Traditional model fitting use a nonlinear least-squares approach, but Bayesian methods have some advantages, especially with more complex data sets. We added an option to fit a single Bayesian light-response curve using the amazing [**brms**](https://CRAN.R-project.org/package=brms) package which fits models in [*Stan*](https://mc-stan.org/). We have not implemented more complex approaches (e.g. multilevel light-response models) because once you are doing that, it's probably easier to code the model directly into **brms** functions. Hopefully this code can get you started though. We have not run the example below, but copy-and-paste into your *R* Console to try.

```{r, eval = FALSE}

fit = fit_photosynthesis(
  .data = filter(dat, group == 600),
  .photo_fun = "aq_response",
  .vars = list(.A = A, .Q = Qabs),
  .method = "brms",
  brm_options = list(chains = 1)
)

# The 'fit' object inherits class 'brmsfit' and many methods can be used
summary(fit)

```



### Fit the light-response curve with photoinhibition using nonlinear least-squares (nls)

```{r, message = FALSE}
#| fig.alt: >
#|   Example of fitted light-response curve with photoinhibition

library(broom)
library(dplyr)
library(tibble)
library(photosynthesis)

# Simulate data
set.seed(202411123)

## Parameters 
k_sat = 30
phi_J = 0.05
theta_J = 0.8
Rd = 3
b_inh = 0.003

## Vector of light values
Q = c(0, 25, 50, 75, 100, 125, 150, 200, 300, 400, 500, 600, 700, 800, 1000, 1200, 1400, 1600, 1800, 2000)

dat = tibble(
  Qabs = 0.84 * Q,
  A = photoinhibition(Qabs, k_sat, phi_J, theta_J, b_inh) - Rd + rnorm(length(Qabs), 0, 0.1)
)

# Fit one light-response curve
fit = fit_photosynthesis(
  .data = dat,
  .photo_fun = "aq_response",
  .model = "photoinhibition",
  .vars = list(.A = A, .Q = Qabs),
)

# The 'fit' object inherits class 'nls' and many methods can be used

## Model summary:
summary(fit)

## Estimated parameters:
coef(fit)

## 95% confidence intervals:
confint(fit)

## Tidy summary table using 'broom::tidy()'
tidy(fit, conf.int = TRUE, conf.level = 0.95)

```

## Plot model fit and raw data

```{r}

library(ggplot2)

b = coef(fit)

df_predict = data.frame(Qabs = seq(0, 0.84 * 2000, length.out = 100)) |>
  mutate(
    A = photoinhibition(
      Q_abs = Qabs,
      k_sat = b["k_sat"],
      b["phi_J"],
      b["theta_J"],
      b["b_inh"]
    ) - b["Rd"]
  )

ggplot(mapping = aes(Qabs, A)) +
  geom_line(data = df_predict) +
  geom_point(data = dat) +
  labs(
    x = expression("Irradiance (" * mu * mol ~ m^{-2} ~ s^{-1} * ")"),
    y = expression(A[net] ~ "(" * mu * mol ~ m^{-2} ~ s^{-1} * ")")
  ) +
  theme_bw()

```

## Deprecated version (**photosynthesis** <= 2.1.1)

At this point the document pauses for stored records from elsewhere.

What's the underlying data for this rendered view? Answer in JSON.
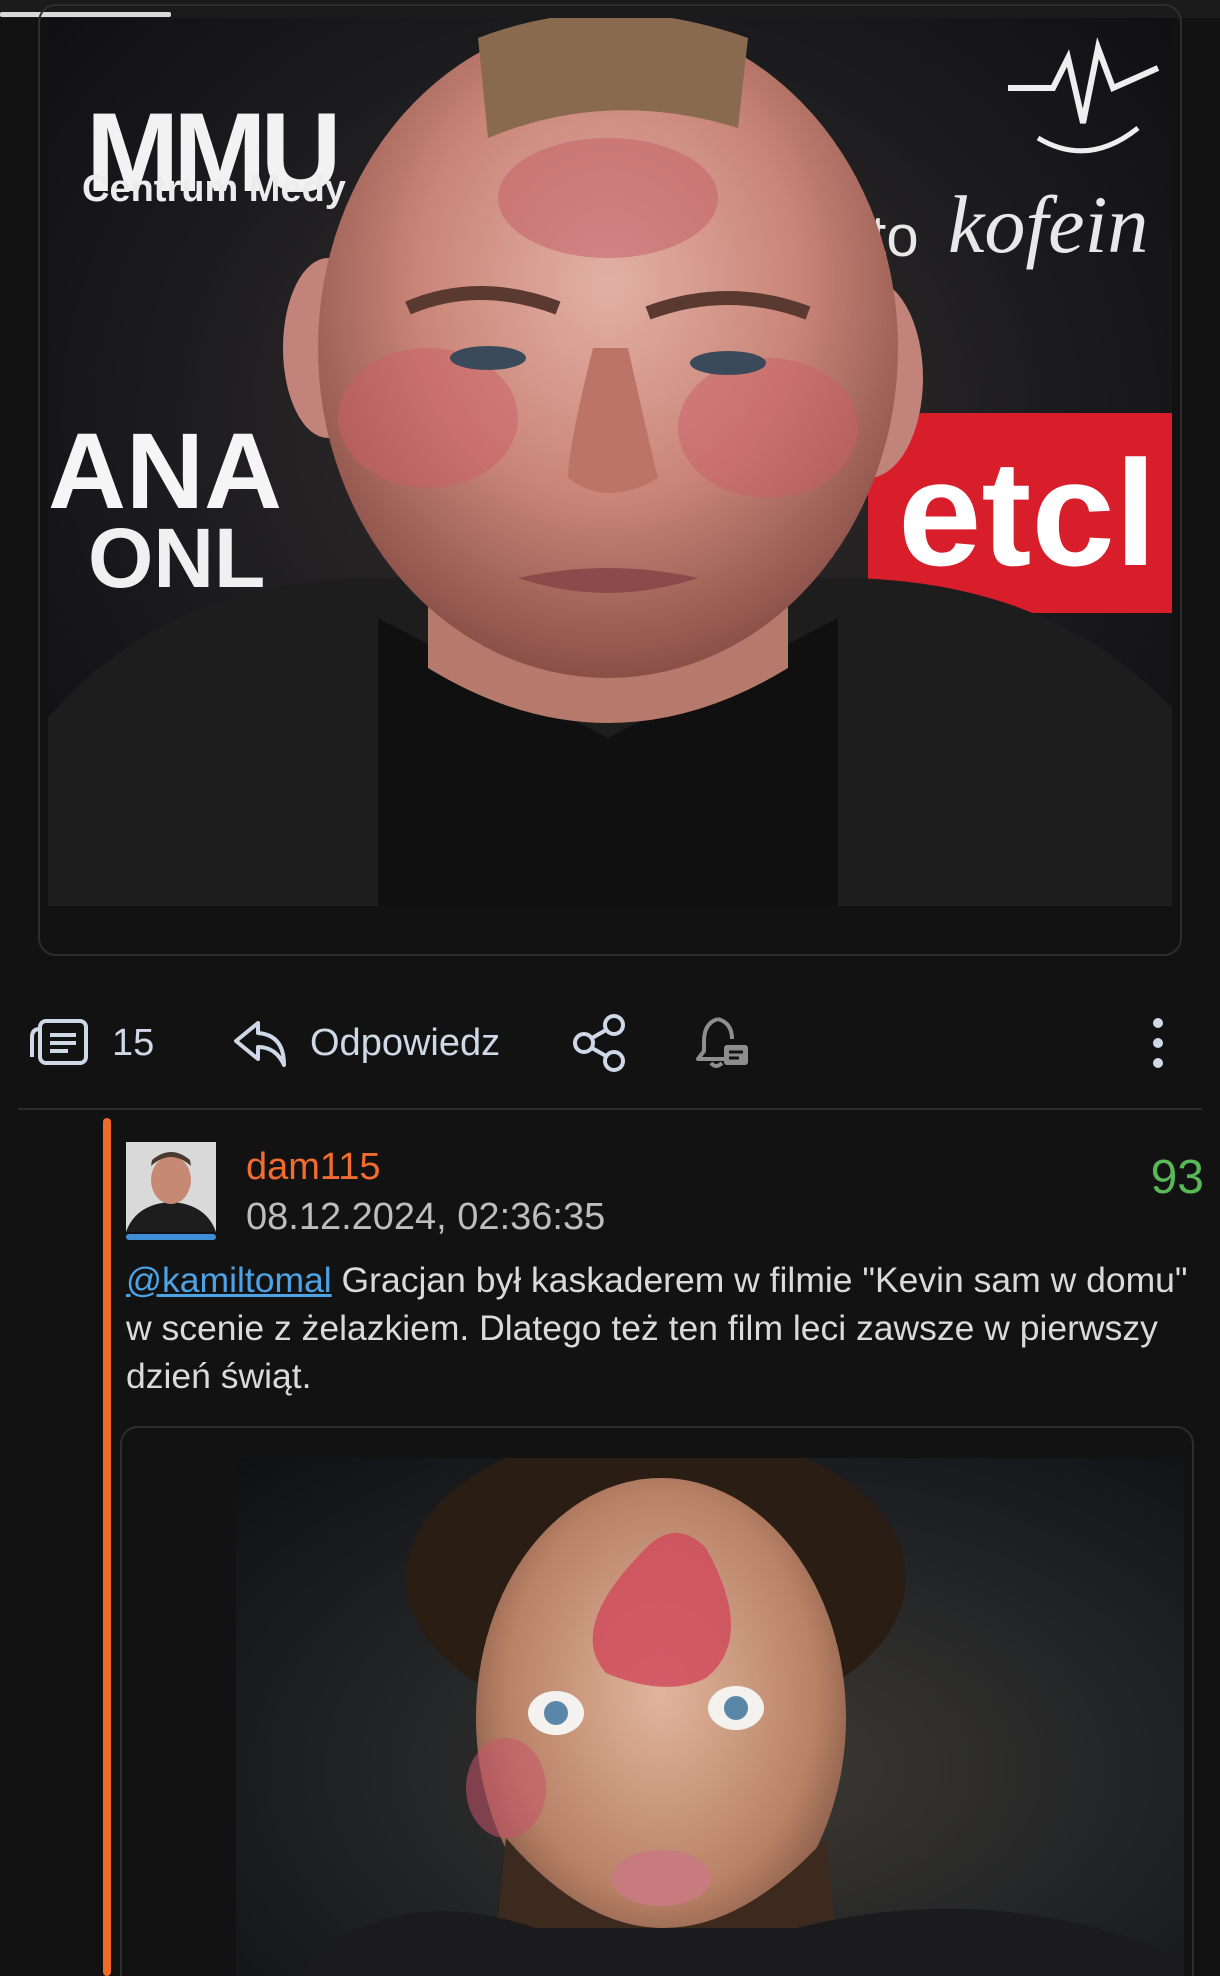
{
  "post": {
    "media_image_alt": "",
    "sponsor_texts": {
      "mmu": "MMU",
      "centrum": "Centrum Medy",
      "ana": "ANA",
      "onl": "ONL",
      "auto": "uto",
      "kofein": "kofein",
      "etc": "etcl"
    },
    "actions": {
      "comments_count": "15",
      "reply_label": "Odpowiedz"
    }
  },
  "reply": {
    "username": "dam115",
    "timestamp": "08.12.2024, 02:36:35",
    "score": "93",
    "mention": "@kamiltomal",
    "text": " Gracjan był kaskaderem w filmie \"Kevin sam w domu\" w scenie z żelazkiem. Dlatego też ten film leci zawsze w pierwszy dzień świąt."
  },
  "colors": {
    "background": "#121212",
    "username": "#f26b2f",
    "score": "#58b858",
    "mention": "#4ea3e6",
    "thread_line": "#f06a2a"
  },
  "progress": {
    "loaded_fraction": 0.14
  }
}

The `fit_aq_response()` function is the original version, but we are no longer updating it and may phase it out of future releases. Use `fit_photosynthesisi(..., .photo_fun = 'aq_response')` instead.

```{r, message = FALSE}

library(dplyr)
library(photosynthesis)
# Read in your data
dat = system.file("extdata", "A_Ci_Q_data_1.csv", package = "photosynthesis") |>
  read.csv() |>
  # Set grouping variable
  mutate(group = round(CO2_s, digits = 0)) |>
  # For this example, round sequentially due to CO2_s setpoints
  mutate(group = as.factor(round(group, digits = -1))) |>
  rename(A_net = A, PPFD = Qin)

# To fit one AQ curve
fit = fit_aq_response(filter(dat, group == 600))

# Print model summary
summary(fit[[1]])

# Print fitted parameters
fit[[2]]

# Print graph
fit[[3]]

# Fit many curves
fits = fit_many(
  data = dat,
  funct = fit_aq_response,
  group = "group",
  progress = FALSE
)

# Look at model summary for a given fit
# First set of double parentheses selects an individual group value
# Second set selects an element of the sublist
summary(fits[[3]][[1]])

# Print the parameters
fits[[2]][[2]]

# Print the graph
fits[[3]][[3]]

#Compile graphs into a list for plotting
fits_graphs = compile_data(fits, list_element = 3)

# Print graphs to jpeg
# print_graphs(data = fits_graphs, path = tempdir(), output_type = "jpeg")

#Compile parameters into data.frame for analysis
fits_pars = compile_data(fits, output_type = "dataframe", list_element = 2)

```

# References

Marshall B, Biscoe P. 1980. A model for C3 leaves describing the dependence of net photosynthesis on irradiance. *Journal of Experimental Botany* 31:29-39.